De celle qui occupe la scène, on ne connaitra pas le nom. Elle se tient là, face au public, dans un décor minimal permettant de se concentrer sur l’exigence du texte. Un système de parois coulissantes ferme le fond de la scène. Il sera activé un peu plus tard lorsqu’il s’agira d’ouvrir les couloirs du temps. Seule une rangée de quelques sièges occupe le reste du plateau côté jardin. Ils rappellent ceux d’une gare, d’un aéroport, celui dans lequel elle rencontre l’homme qui deviendra son mari, dans une file d’attente à la durée interminable. Elle partait en voyage pour fuir un travail médiocre. « Je ne savais plus ce que j’allais foutre de ma vie et j’étais tout simplement incapable d’imaginer de me mettre à chercher un boulot de merde de plus » dit-elle. Le hasard avait guidé ses pas jusque dans cet aéroport italien mais qui pourrait être n’importe où. Il est architecte. Elle précise qu’il lui a tout de suite déplu. Elle raconte le coup de foudre, le couple qui très vite se forme, les projets en commun, le bonheur, la naissance d’un premier enfant, une fille, puis d’un second, un garçon. Et puis, peu à peu, elle fait le récit du délitement de leur relation. Elle a ouvert sa propre agence qui connait assez vite le succès, devient renommée. Il reste dormir de plus en plus régulièrement au bureau jusqu’à bientôt ne plus rentrer chez eux. Elle lui dit qu’elle n’est plus heureuse. Il lui répond qu’il s’en fout.
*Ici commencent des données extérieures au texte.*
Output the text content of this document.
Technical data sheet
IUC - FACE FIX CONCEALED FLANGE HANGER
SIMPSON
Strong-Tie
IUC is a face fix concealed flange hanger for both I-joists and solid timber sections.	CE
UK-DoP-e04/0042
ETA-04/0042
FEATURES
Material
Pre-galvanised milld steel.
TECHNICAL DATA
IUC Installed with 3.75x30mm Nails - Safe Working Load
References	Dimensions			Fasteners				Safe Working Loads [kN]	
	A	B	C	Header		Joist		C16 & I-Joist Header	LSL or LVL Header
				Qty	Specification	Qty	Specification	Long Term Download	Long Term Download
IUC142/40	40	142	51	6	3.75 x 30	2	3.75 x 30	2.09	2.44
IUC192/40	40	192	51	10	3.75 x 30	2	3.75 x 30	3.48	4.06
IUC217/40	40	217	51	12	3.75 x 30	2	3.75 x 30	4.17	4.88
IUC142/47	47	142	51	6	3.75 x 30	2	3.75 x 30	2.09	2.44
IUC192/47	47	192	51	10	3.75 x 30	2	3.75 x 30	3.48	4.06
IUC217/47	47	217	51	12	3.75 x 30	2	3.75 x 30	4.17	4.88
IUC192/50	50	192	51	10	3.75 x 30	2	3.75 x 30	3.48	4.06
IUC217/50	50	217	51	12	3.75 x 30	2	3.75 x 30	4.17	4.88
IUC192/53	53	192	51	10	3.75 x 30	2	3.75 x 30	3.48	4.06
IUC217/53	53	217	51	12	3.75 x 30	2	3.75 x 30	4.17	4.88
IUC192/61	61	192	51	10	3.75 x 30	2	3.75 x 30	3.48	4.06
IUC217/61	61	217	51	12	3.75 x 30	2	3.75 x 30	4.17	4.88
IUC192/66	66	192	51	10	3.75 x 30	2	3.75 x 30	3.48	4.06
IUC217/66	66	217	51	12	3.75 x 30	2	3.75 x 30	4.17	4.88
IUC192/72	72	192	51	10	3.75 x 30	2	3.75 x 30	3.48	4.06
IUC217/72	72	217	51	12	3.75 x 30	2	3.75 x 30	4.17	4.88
Elle lui reproche une liaison présumée qu’il récuse fermement, l’air stupéfié. Non, ce n’est pas de cela qu’il s’agit. Une autre raison précipite la fin d’un amour miné par les doutes. Au détour d’une remarque sarcastique qu’il lui assène, elle prend conscience, effarée, de ce qui fait l’échec de leur couple, les ambitions professionnelles. L’homme, jaloux du succès professionnel de sa femme, entraine sa propre entreprise dans la faillite. C’est le début d’une descente aux enfers qui ne s’achèvera que dans l’horreur la plus effroyable faite à une mère.Un filicide Un filicide

« Tu ne me prendra pas mes enfants »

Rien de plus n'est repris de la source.